If all the partners in your firm are in agreement about ending the business partnership, you may be able to consider applying for a partnership bankruptcy. This involves all partners making a joint application to court to be made bankrupt. If the court agrees to make a bankruptcy order for all of the partners, an ‘official receiver’ will be appointed to deal with the bankruptcy. The official receiver will also be allowed to wind up the partnership business, which will involve:
- selling any business assets;
- collecting money owed to the partnership;
- closing the business; and
- distributing any funds to the firm’s creditors.
If the business has already ceased trading, you may still apply for a partnership bankruptcy if the business traded in the three years before the date that you apply to the court.
The process for applying for a partnership bankruptcy is different to applying for an individual bankruptcy. If all of the partners in your firm want to apply for bankruptcy, the fee will be lower than the total fee if you all apply separately for your own bankruptcy. Contact us for advice on how to apply for partnership bankruptcy. You can also find more information on www.gov.uk, search for ‘how to wind up an insolvent partnership’.
A partnership bankruptcy will affect you as an individual as it does involve a bankruptcy order being made against you personally. For information on bankruptcy and how it can affect you, see our Bankruptcy fact sheet.

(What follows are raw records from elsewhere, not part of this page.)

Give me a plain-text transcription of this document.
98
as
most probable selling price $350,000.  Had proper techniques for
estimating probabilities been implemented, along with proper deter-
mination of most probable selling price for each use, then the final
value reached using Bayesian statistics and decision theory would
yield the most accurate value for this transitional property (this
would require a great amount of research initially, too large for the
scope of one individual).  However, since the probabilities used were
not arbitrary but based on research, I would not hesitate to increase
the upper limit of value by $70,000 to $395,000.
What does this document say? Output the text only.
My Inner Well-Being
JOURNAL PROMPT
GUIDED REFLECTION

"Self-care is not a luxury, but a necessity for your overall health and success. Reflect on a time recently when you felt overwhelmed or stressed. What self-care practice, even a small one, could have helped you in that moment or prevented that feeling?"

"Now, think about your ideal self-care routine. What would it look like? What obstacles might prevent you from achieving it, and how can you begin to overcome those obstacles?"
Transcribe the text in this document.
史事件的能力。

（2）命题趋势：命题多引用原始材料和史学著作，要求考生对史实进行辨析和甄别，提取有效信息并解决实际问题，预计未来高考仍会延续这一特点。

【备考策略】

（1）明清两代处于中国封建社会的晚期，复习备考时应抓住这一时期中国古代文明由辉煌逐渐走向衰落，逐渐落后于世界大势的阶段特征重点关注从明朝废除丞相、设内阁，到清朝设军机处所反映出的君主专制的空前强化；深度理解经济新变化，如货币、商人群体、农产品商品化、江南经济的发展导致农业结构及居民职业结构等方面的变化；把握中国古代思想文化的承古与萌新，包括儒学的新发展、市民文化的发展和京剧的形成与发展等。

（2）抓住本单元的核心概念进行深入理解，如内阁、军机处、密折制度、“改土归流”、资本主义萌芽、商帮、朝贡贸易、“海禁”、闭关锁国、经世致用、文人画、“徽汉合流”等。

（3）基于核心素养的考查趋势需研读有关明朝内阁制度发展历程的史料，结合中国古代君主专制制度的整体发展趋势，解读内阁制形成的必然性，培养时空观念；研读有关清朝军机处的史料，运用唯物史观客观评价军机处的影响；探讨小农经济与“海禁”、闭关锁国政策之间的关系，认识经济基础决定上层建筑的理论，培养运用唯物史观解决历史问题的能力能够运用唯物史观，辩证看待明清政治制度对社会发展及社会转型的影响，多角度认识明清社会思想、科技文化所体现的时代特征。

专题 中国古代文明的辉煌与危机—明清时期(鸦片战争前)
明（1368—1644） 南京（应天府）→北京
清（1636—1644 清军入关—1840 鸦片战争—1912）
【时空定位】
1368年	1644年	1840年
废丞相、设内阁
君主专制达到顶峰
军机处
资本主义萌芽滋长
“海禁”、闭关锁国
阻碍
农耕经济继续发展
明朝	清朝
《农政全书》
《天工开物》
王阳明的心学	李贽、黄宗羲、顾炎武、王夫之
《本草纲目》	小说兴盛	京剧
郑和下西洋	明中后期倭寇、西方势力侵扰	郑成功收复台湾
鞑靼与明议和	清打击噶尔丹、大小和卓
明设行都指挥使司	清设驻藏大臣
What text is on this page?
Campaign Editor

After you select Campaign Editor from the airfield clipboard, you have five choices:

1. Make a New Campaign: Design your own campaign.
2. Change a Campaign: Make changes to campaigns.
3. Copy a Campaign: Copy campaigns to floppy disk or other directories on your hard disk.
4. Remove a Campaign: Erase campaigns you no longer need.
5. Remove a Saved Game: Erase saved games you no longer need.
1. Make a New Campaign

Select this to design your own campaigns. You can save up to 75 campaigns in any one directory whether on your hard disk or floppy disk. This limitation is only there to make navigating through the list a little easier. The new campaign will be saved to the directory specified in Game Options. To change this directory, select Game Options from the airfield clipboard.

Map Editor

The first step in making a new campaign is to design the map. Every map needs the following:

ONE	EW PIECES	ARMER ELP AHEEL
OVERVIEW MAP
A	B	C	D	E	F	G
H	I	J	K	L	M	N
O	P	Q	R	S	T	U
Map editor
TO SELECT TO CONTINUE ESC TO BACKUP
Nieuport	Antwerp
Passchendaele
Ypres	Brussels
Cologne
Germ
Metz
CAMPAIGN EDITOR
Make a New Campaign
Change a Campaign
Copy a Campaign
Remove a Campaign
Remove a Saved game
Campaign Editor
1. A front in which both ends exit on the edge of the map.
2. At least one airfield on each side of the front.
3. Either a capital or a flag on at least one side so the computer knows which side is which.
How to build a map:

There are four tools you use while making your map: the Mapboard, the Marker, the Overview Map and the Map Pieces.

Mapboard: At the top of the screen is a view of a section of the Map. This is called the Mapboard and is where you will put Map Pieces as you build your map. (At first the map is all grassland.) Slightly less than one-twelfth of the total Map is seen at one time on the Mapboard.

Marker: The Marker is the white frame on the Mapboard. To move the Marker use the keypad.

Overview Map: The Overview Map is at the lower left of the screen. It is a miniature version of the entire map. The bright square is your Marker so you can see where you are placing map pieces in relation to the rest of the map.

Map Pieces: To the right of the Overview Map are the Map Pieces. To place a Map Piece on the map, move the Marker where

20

Applying for your own bankruptcy only
If bankruptcy is not suitable for the other partners in your firm, you can apply for your own bankruptcy. If you are made bankrupt, any outstanding business debts will still be owed by the partners in the firm who have not become bankrupt and assets owned by the partnership could also be at risk. If there is no partnership agreement specifying what happens in the event of one partner going bankrupt, the partnership will usually have to be closed.